One of the major conflicts, fundamental to the human condition, is wanting to grow versus wanting to go back to the womb. By the womb, we mean that feeling of safety and security that all of us experienced in our own lives before we were born and that humanity experienced before consciousness arose.

As human beings we find ourselves in the strange position of being organisms who must grow to self-actualize, and for us growth means separation from all of the bonds that keep us from our unique individuality. We feel the need to transcend our situations, to break free of the chains that bind us in order to forge our own paths.

But we also feel an almost irresistible pull to surrender that human responsibility so that we can experience the warm comfort of not having to make any decisions, of having someone else take care of all our needs and wants. Whether this someone is our parents, our nations, our Gods, our spouses, or any other entity the psychology behind the phenomenon is the same.

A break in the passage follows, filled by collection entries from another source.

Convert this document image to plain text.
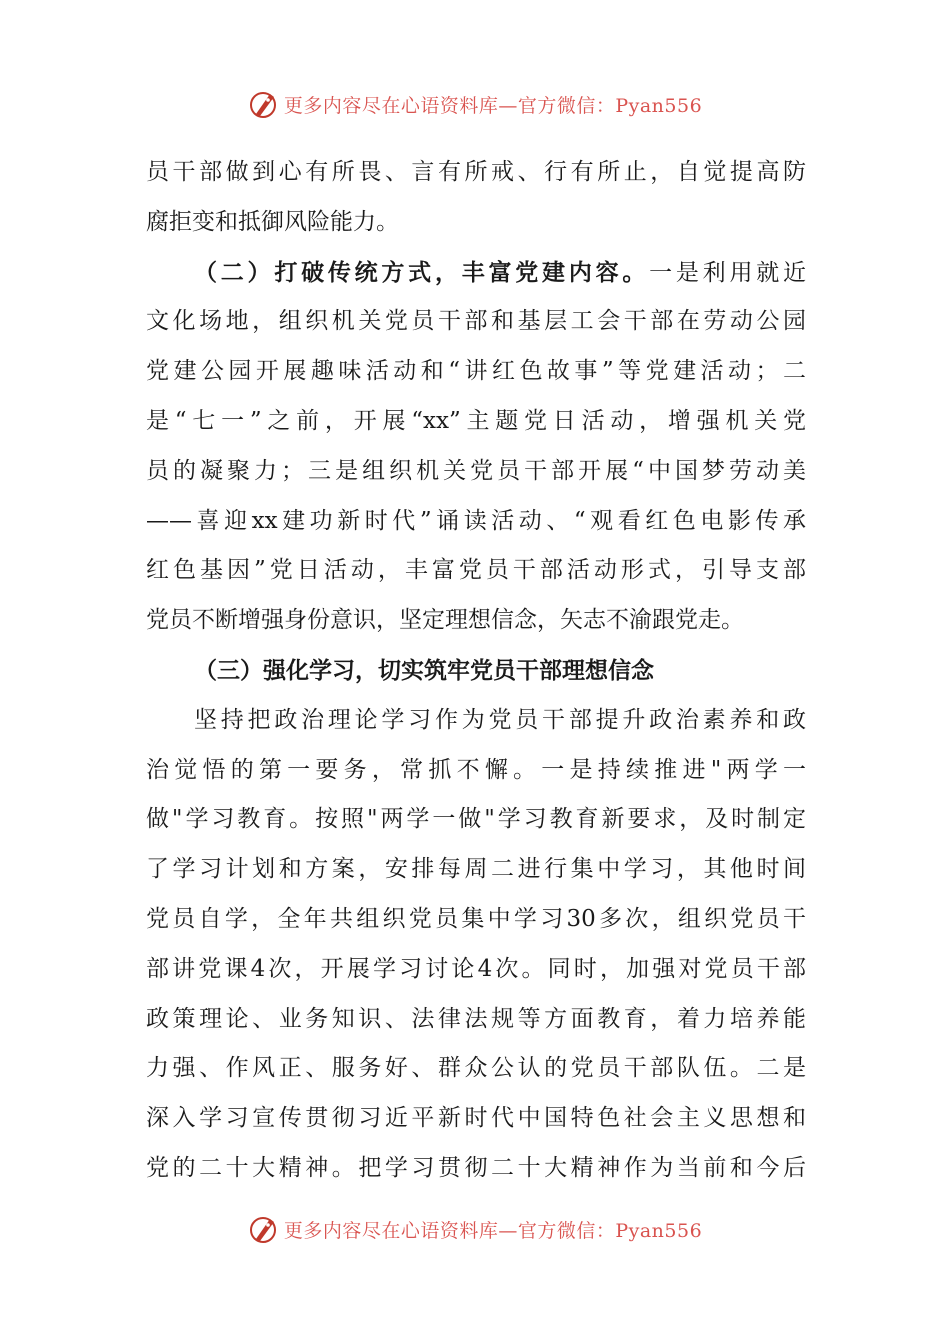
更多内容尽在心语资料库—官方微信：Pyan556
员干部做到心有所畏、言有所戒、行有所止，自觉提高防
腐拒变和抵御风险能力。
（二）打破传统方式，丰富党建内容。一是利用就近
文化场地，组织机关党员干部和基层工会干部在劳动公园
党建公园开展趣味活动和“讲红色故事”等党建活动；二
是“七一”之前，开展“xx”主题党日活动，增强机关党
员的凝聚力；三是组织机关党员干部开展“中国梦劳动美
——喜迎xx建功新时代”诵读活动、“观看红色电影传承
红色基因”党日活动，丰富党员干部活动形式，引导支部
党员不断增强身份意识，坚定理想信念，矢志不渝跟党走。
（三）强化学习，切实筑牢党员干部理想信念
坚持把政治理论学习作为党员干部提升政治素养和政
治觉悟的第一要务，常抓不懈。一是持续推进"两学一
做"学习教育。按照"两学一做"学习教育新要求，及时制定
了学习计划和方案，安排每周二进行集中学习，其他时间
党员自学，全年共组织党员集中学习30多次，组织党员干
部讲党课4次，开展学习讨论4次。同时，加强对党员干部
政策理论、业务知识、法律法规等方面教育，着力培养能
力强、作风正、服务好、群众公认的党员干部队伍。二是
深入学习宣传贯彻习近平新时代中国特色社会主义思想和
党的二十大精神。把学习贯彻二十大精神作为当前和今后
更多内容尽在心语资料库—官方微信：Pyan556
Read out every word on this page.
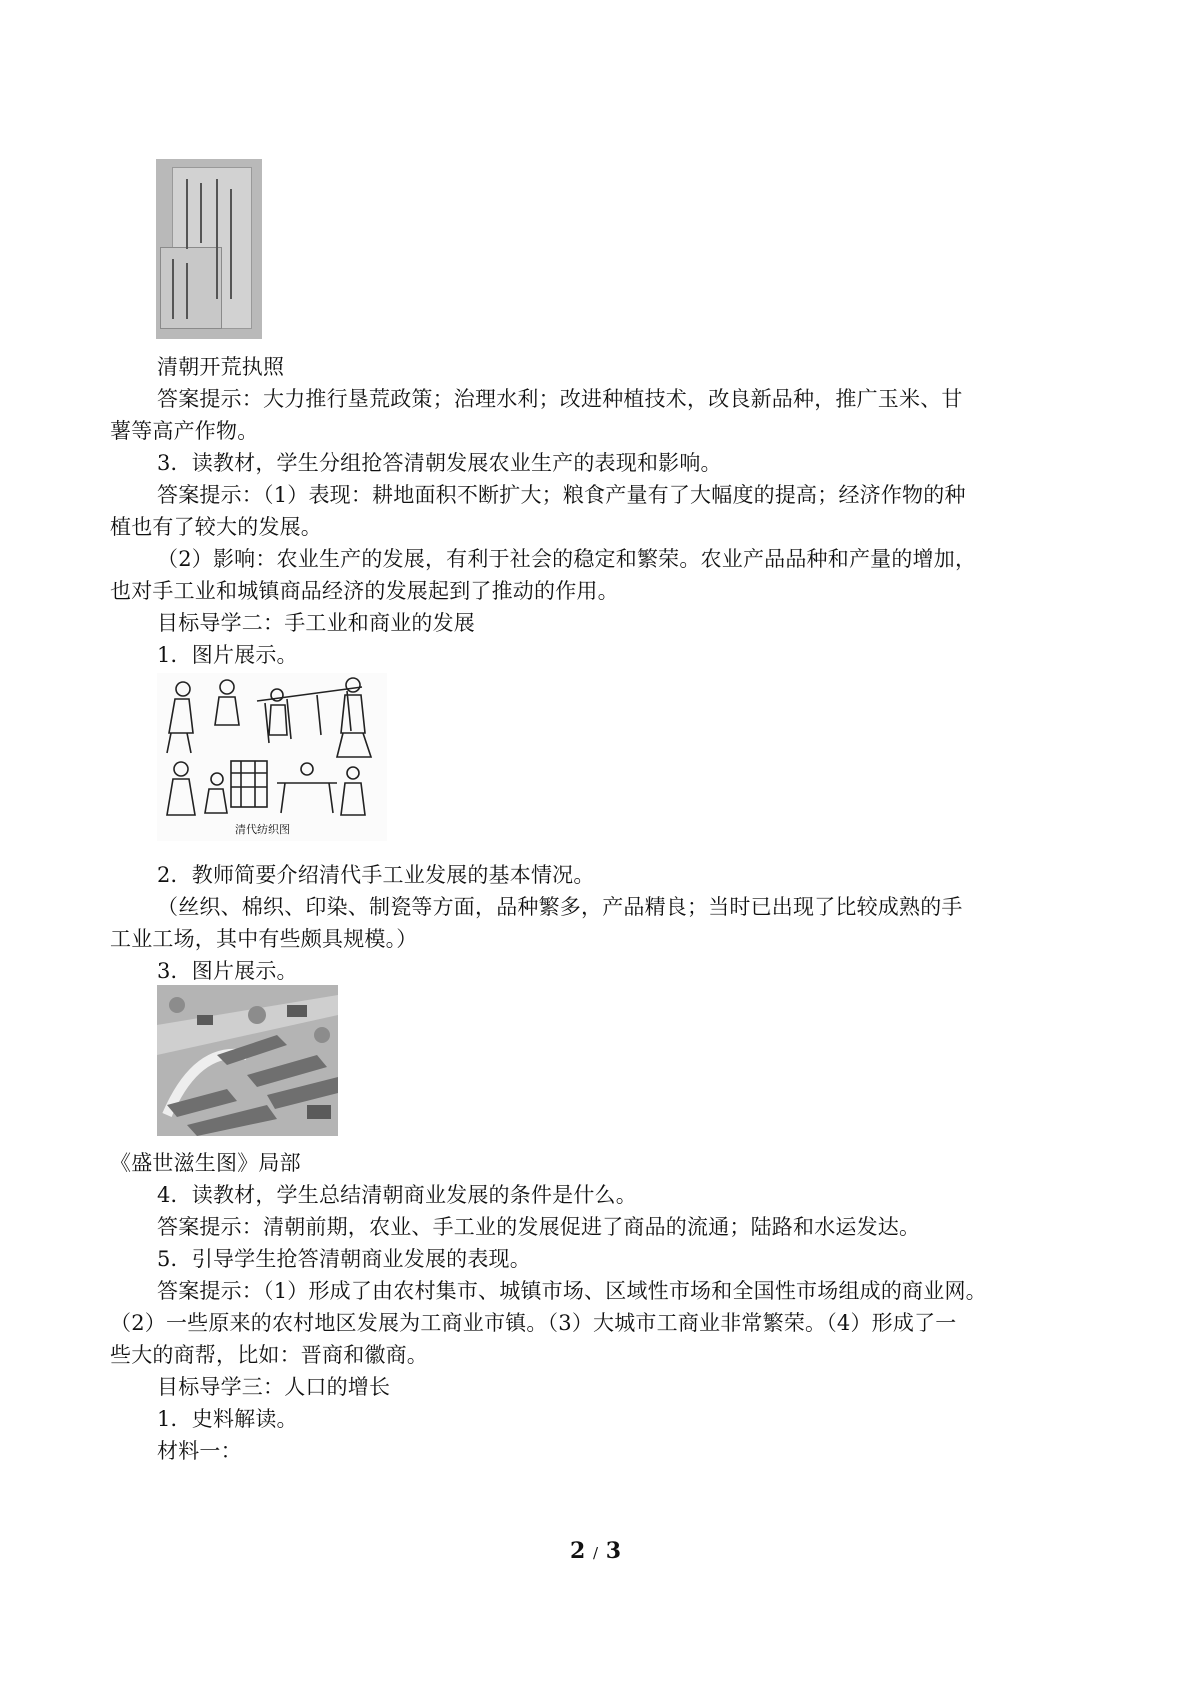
清朝开荒执照
答案提示：大力推行垦荒政策；治理水利；改进种植技术，改良新品种，推广玉米、甘
薯等高产作物。
3．读教材，学生分组抢答清朝发展农业生产的表现和影响。
答案提示：（1）表现：耕地面积不断扩大；粮食产量有了大幅度的提高；经济作物的种
植也有了较大的发展。
（2）影响：农业生产的发展，有利于社会的稳定和繁荣。农业产品品种和产量的增加，
也对手工业和城镇商品经济的发展起到了推动的作用。
目标导学二：手工业和商业的发展
1．图片展示。
清代纺织图
2．教师简要介绍清代手工业发展的基本情况。
（丝织、棉织、印染、制瓷等方面，品种繁多，产品精良；当时已出现了比较成熟的手
工业工场，其中有些颇具规模。）
3．图片展示。
《盛世滋生图》局部
4．读教材，学生总结清朝商业发展的条件是什么。
答案提示：清朝前期，农业、手工业的发展促进了商品的流通；陆路和水运发达。
5．引导学生抢答清朝商业发展的表现。
答案提示：（1）形成了由农村集市、城镇市场、区域性市场和全国性市场组成的商业网。
（2）一些原来的农村地区发展为工商业市镇。（3）大城市工商业非常繁荣。（4）形成了一
些大的商帮，比如：晋商和徽商。
目标导学三：人口的增长
1．史料解读。
材料一：
2 / 3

And so we’re left with the barely conscious but still very real conflict between moving forwards and moving backwards, and whichever decision we make we feel like we’re losing something vital. But really the question is between regressing and progressing, between evolution and devolution. We are free of the womb and however much we would like to go back the wish is nothing more than a childlike fantasy, both on the individual level and for humanity as a whole. Becoming a mature adult does not have to mean sacrificing all of the very important human connections that make life worth living, but it does mean questioning the nature of these connections and refusing to go backwards into a sort of childlike state where someone else dictates our values to us and makes our important decisions for us.